Передняя уже была полна боярами, окольничими, думными дворянами и другими придворными чинами. Все судачили, толковали шепотком о чем-то, передавали городские новости и с нетерпением ожидали царского выхода.
– Что-то царь не выходит долго? – спросил кто-то.
– Мрачен он и смущен душою! – ответил степенного вида боярин.
– С чего бы, кажись? – полюбопытствовал окольничий.
– Эвона! Что сбрехнул! – рассмеялся боярин с изрядным брюшком. – Царю-то да не смущаться духом, когда у него в народе измена и всякая что ни на есть гадость?.. Кому же и соболезновать, как не батюшке-царю?
– Да, сказывают, опять мор на Москву идет: известно, царю и мрачно.
– Да и патриарх все смутьянит.
– Это из-за его книг. Выдумал святые книги исправлять!.. Видано ли это дело? – И, наклонившись к самому уху боярина с брюшком, боярин степенного вида таинственно прошептал: – Помяни мое слово, это – сам антихрист!
– Кто? – вытаращил глаза боярин с брюшком. – Патриарх-ат…
– Шт! Шт! Эк ведь тебя! – испуганно остановил его степенный боярин.
– А что, правда, сказывают, колдунью какую-то жечь скоро будут? – спросил молодой окольничий.
– Говорят, а верно ли, кто это знает? – ответили ему.
– Смотрите, смотрите, иверский царь идет.
Все обернулись в ту сторону, откуда показался Теймураз Давыдович, величественно шедший в сопровождении своей свиты и царевича Николая.

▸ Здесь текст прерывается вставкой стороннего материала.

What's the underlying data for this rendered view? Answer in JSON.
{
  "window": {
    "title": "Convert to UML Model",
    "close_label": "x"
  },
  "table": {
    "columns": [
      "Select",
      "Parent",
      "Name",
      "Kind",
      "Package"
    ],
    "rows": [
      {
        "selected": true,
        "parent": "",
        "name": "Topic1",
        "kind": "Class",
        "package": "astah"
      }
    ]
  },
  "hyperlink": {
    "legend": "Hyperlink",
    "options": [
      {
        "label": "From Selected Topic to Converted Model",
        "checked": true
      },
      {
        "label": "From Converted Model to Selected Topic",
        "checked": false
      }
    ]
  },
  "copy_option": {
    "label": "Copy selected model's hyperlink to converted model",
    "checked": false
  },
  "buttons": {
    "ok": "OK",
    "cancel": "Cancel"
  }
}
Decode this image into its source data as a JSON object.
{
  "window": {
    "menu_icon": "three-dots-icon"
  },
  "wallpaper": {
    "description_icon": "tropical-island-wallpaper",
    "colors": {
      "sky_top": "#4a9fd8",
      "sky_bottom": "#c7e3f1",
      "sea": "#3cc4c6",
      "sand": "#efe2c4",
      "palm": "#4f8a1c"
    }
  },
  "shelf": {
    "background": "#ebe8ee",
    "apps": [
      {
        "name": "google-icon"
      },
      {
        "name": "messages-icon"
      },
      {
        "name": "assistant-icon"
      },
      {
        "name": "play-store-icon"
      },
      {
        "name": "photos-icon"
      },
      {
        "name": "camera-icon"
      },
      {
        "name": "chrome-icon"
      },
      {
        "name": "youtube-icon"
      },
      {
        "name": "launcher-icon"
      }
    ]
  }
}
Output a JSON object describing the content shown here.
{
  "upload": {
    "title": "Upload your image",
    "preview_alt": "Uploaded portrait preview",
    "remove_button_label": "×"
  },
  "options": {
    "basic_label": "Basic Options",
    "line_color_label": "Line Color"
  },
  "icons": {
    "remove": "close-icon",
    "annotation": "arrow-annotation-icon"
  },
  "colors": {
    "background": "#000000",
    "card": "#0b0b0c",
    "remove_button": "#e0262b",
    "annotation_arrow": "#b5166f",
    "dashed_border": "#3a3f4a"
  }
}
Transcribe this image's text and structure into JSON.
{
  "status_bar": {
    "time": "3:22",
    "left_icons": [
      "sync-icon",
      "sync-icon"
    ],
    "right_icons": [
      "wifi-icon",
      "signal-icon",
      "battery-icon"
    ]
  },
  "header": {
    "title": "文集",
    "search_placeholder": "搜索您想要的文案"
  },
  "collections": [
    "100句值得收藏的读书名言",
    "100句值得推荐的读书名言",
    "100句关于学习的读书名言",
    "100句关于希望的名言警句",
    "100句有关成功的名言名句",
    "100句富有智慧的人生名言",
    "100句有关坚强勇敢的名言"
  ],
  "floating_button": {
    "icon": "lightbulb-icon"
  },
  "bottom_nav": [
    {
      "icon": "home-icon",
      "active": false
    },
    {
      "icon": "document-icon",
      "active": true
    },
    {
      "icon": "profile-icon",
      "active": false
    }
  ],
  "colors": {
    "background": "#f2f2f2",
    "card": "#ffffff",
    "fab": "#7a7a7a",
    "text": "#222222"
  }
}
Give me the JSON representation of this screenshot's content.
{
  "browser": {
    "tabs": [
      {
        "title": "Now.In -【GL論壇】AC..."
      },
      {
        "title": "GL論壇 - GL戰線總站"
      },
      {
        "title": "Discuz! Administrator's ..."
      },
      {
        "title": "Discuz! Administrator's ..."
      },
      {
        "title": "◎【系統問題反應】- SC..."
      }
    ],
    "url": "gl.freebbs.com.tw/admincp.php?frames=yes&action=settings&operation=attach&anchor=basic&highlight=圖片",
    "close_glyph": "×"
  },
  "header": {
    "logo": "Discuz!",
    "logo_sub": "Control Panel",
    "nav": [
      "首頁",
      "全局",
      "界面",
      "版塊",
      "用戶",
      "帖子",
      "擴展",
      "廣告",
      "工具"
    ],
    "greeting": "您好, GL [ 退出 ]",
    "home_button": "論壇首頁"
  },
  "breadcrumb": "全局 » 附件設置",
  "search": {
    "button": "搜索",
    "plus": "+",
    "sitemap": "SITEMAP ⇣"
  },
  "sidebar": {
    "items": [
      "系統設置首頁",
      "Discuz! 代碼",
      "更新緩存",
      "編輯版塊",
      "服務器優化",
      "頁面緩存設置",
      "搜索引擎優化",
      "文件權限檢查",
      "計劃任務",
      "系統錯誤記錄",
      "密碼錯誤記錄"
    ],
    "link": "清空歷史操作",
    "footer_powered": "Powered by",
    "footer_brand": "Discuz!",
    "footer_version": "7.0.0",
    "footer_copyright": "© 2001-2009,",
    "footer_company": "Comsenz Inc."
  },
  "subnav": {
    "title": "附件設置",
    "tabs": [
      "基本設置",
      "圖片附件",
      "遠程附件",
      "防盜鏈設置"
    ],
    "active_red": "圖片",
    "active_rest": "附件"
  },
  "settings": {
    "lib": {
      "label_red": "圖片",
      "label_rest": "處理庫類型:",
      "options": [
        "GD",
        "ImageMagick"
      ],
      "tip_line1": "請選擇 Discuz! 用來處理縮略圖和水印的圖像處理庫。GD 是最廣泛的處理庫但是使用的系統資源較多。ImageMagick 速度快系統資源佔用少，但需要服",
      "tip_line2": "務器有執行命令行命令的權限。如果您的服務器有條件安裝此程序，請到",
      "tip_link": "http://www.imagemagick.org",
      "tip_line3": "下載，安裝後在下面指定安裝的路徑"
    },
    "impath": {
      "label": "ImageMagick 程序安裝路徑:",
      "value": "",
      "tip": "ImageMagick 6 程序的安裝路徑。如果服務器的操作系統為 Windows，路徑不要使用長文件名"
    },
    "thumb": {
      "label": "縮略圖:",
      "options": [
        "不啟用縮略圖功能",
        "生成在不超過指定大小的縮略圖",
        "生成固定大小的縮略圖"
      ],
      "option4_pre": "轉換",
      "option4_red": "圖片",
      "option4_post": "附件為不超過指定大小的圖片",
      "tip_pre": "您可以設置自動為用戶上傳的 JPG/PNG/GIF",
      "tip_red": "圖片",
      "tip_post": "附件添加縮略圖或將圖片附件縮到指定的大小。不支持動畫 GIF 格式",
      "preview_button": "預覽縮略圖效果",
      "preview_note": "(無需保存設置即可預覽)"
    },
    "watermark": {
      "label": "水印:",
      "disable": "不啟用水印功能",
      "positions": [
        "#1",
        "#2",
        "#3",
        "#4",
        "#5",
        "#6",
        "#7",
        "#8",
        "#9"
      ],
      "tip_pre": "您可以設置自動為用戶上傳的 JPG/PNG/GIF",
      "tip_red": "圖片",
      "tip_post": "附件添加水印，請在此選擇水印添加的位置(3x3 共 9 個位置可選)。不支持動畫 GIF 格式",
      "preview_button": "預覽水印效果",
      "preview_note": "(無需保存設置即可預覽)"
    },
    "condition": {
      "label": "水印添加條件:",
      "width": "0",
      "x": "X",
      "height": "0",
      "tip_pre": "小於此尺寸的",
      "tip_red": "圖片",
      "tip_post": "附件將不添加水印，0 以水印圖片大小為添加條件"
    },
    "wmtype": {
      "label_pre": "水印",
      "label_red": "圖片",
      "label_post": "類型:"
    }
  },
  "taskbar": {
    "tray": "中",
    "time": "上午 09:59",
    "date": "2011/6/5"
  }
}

В Грановитой палате, куда ввели грузинского царя, стояло у стен до пятисот сановников и длиннобородых седых гостей в богатейших одеяниях. Огромная палата сияла, как сказочный чертог, богатством и роскошью. Тут все щеголяло парчами, атласами, шелками, соболями, дорогими и редкими вещами, которые выставлялись напоказ гостям и возвращались после службы в дворцовые кладовые вместе с бесценною утварью.
На окне, на золотном бархате, стояло четверо серебряных часов; у того же окна стоял серебряный шандал; на другом окне – большой серебряник с лоханью; по сторонам – высокие рассольники; на третьем окне, на золотном бархате, стояли еще большой серебряный рассольник да бочка серебряная, позолоченная, мерою в ведро.